Y otros lo sabrán también, pensó Pyanfar, haciendo un esfuerzo de voluntad para andar más despacio. Aparecer exhausta, a la carrera. No, eso no sería nada inteligente. Tully había disminuido sus largas zancadas al mismo ritmo que ella y Ginas Llun, que se había quedado rezagada, logró reunirse una vez más con el grupo. El viento agitaba las melenas de todas, haciendo destacar aún más que ninguna la de Tully. El sol brillaba con una suave calidez: Pyanfar se dio cuenta de que estaban en otoño al ver la tonalidad oscura de la hierba y los colores de la tierra. Los insectos, asustados por su paso, iban tranquilizándose de nuevo a sus espaldas.
—Seguramente enviarán un vehículo —dijo Chur—. Si es que nos han visto.
—Sí —dijo Pyanfar confiando también en ello. Pero de momento ninguna columna de polvo se había dibujado en el horizonte—. Puede que en este momento tengan demasiado que hacer y si las cosas se están acelerando, quizá no sea buena idea salir ahora de la casa.
Nadie respondió a su observación. Realmente, no era necesario.
Pyanfar siguió andando un poco por delante de las demás. El terreno le resultaba familiar, lo había conocido desde niña. Llegaron a un arroyo y lo vadearon, mojándose hasta los tobillos: al llegar al otro lado Pyanfar vio que Tully cojeaba.
—Se ha cortado en el pie —dijo Chur, cogiéndole del brazo. Tully levantó el pie para examinárselo.
—Tendrás que seguir —dijo Pyanfar con voz implacable. Tully asintió, conteniendo el aliento, y siguió caminando.
Ya no estaban demasiado lejos. Llegaron al camino que conducía hasta las puertas, con lo que al andar resultaba más fácil, tanto para Tully como para el resto. Pyanfar se apartó la melena de los ojos y examinó el lugar, viendo los muros de piedra dorada de la Residencia Chanur extendiéndose a través del horizonte.

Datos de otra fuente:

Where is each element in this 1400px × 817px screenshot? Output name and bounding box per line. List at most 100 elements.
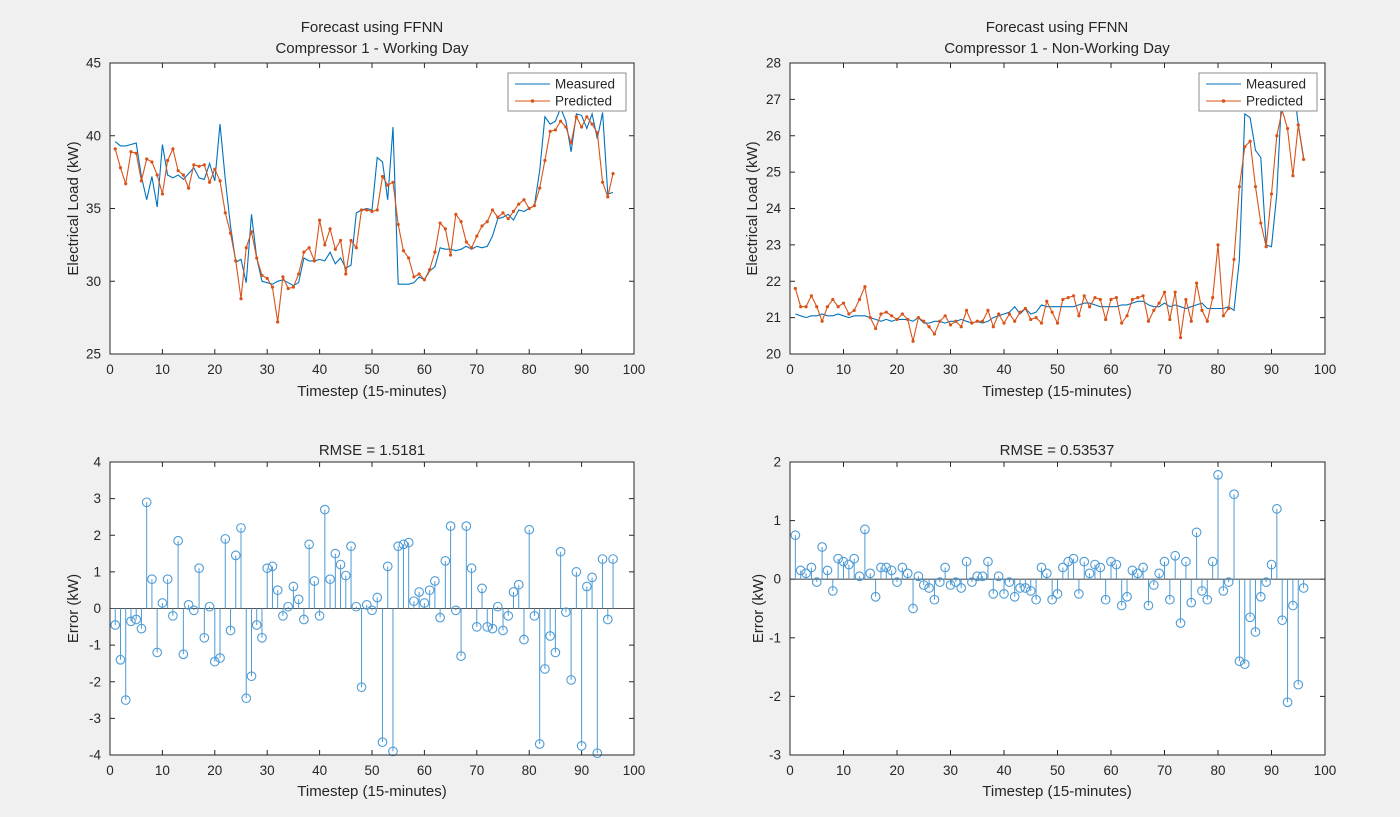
data-point (595, 131, 599, 135)
data-point (422, 278, 426, 282)
stem-marker (566, 675, 576, 685)
y-tick-label: -3 (89, 711, 101, 726)
data-point (1125, 314, 1129, 318)
stem-marker (1015, 583, 1025, 593)
data-point (938, 319, 942, 323)
stem-marker (817, 542, 827, 552)
stem-marker (902, 568, 913, 579)
data-point (1109, 297, 1113, 302)
x-tick-label: 50 (364, 763, 379, 778)
data-point (1195, 281, 1199, 285)
stem-marker (608, 554, 618, 564)
y-tick-label: -2 (769, 689, 781, 704)
data-point (401, 249, 406, 253)
data-point (349, 238, 353, 243)
data-point (1264, 245, 1268, 249)
data-point (1152, 308, 1156, 312)
stem-marker (131, 614, 142, 625)
y-tick-label: 25 (766, 165, 781, 180)
data-point (1189, 319, 1193, 323)
stem-marker (967, 577, 977, 587)
x-axis-label: Timestep (15-minutes) (297, 783, 447, 800)
data-point (916, 316, 921, 320)
stem-marker (999, 588, 1009, 599)
y-tick-label: -3 (769, 748, 781, 763)
data-point (1023, 306, 1027, 311)
data-point (1130, 297, 1134, 302)
data-point (890, 314, 894, 318)
data-point (569, 141, 573, 145)
stem-marker (283, 601, 294, 612)
y-tick-label: 1 (773, 513, 781, 528)
data-point (793, 286, 797, 291)
stem-marker (356, 682, 367, 693)
x-tick-label: 20 (889, 362, 904, 377)
stem-marker (1025, 586, 1036, 596)
stem-marker (1175, 618, 1186, 629)
data-point (1184, 297, 1188, 302)
data-point (981, 319, 985, 323)
stem-marker (403, 537, 414, 548)
stem-marker (1223, 577, 1234, 587)
y-tick-label: 45 (86, 56, 101, 71)
data-point (113, 147, 117, 151)
stem-marker (1036, 562, 1047, 573)
x-tick-label: 80 (522, 763, 537, 778)
data-point (538, 186, 542, 190)
chart-subtitle: Compressor 1 - Working Day (275, 40, 469, 57)
x-axis-label: Timestep (15-minutes) (297, 383, 447, 400)
data-point (841, 301, 846, 305)
stem-marker (152, 647, 163, 658)
legend-marker-sample (530, 99, 535, 103)
x-tick-label: 0 (106, 362, 114, 377)
stem-marker (293, 594, 304, 605)
data-point (970, 321, 974, 325)
x-tick-label: 20 (207, 362, 222, 377)
stem-marker (141, 497, 152, 508)
stem-marker (1181, 556, 1191, 567)
stem-marker (173, 535, 183, 546)
data-point (1104, 317, 1108, 322)
stem-marker (157, 598, 168, 608)
data-point (922, 319, 926, 323)
data-point (527, 206, 531, 211)
data-point (1029, 317, 1033, 322)
x-tick-label: 60 (1103, 362, 1118, 377)
data-point (1302, 157, 1306, 161)
stem-marker (178, 649, 189, 660)
stem-marker (377, 737, 388, 748)
stem-marker (194, 563, 204, 574)
stem-marker (1298, 583, 1309, 593)
x-tick-label: 10 (155, 362, 170, 377)
stem-marker (1068, 553, 1079, 564)
stem-marker (1266, 559, 1277, 570)
legend-label: Predicted (1246, 94, 1303, 109)
data-point (986, 308, 990, 312)
data-point (1050, 310, 1054, 314)
plot-area: 0 10 20 30 40 50 60 70 80 90 100 25 30 35 40 45 Measured… (86, 56, 645, 378)
data-point (847, 312, 851, 316)
data-point (606, 195, 610, 199)
data-point (344, 272, 348, 276)
data-point (1253, 185, 1258, 189)
data-point (820, 319, 824, 323)
y-tick-label: 30 (86, 274, 101, 289)
data-point (1173, 290, 1177, 294)
data-point (176, 169, 180, 173)
data-point (1114, 296, 1118, 300)
data-point (815, 305, 819, 309)
data-point (501, 211, 505, 215)
legend: Measured Predicted (507, 72, 627, 112)
data-point (244, 246, 248, 250)
data-point (1088, 305, 1092, 309)
stem-marker (977, 571, 988, 582)
data-point (260, 273, 264, 278)
y-axis-label: Electrical Load (kW) (65, 141, 82, 275)
stem-marker (414, 587, 425, 597)
legend: Measured Predicted (1198, 72, 1318, 112)
stem-marker (361, 599, 372, 610)
data-point (991, 325, 995, 329)
stem-marker (450, 605, 461, 616)
data-point (490, 208, 495, 212)
stem-marker (1009, 591, 1020, 602)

No habían sido concebidos como defensa sino como protección contra las plagas de cosechas y jardines: las grandes llanuras morían mansamente en ellos como olas de hierba. Y detrás de los muros, más edificios hechos con la misma piedra dorada. Habrían debido ver ya algún vehículo: el aeropuerto quedaba detrás de ellas, al otro lado del camino, y por ahí habían debido de llegar todos los espectadores atraídos por el desafío, todos aquellos sin nada mejor que hacer. Sólo los aventureros de las colinas, los ermitaños y los que vinieran de los santuarios habrían decidido acercarse más sigilosamente, escondiéndose en el terreno colindante. Seguramente el camino había debido de rebosar de vehículos que habrían cruzado las puertas para acabar aparcando en los campos que había detrás de la mansión, donde siempre habían aparcado los visitantes.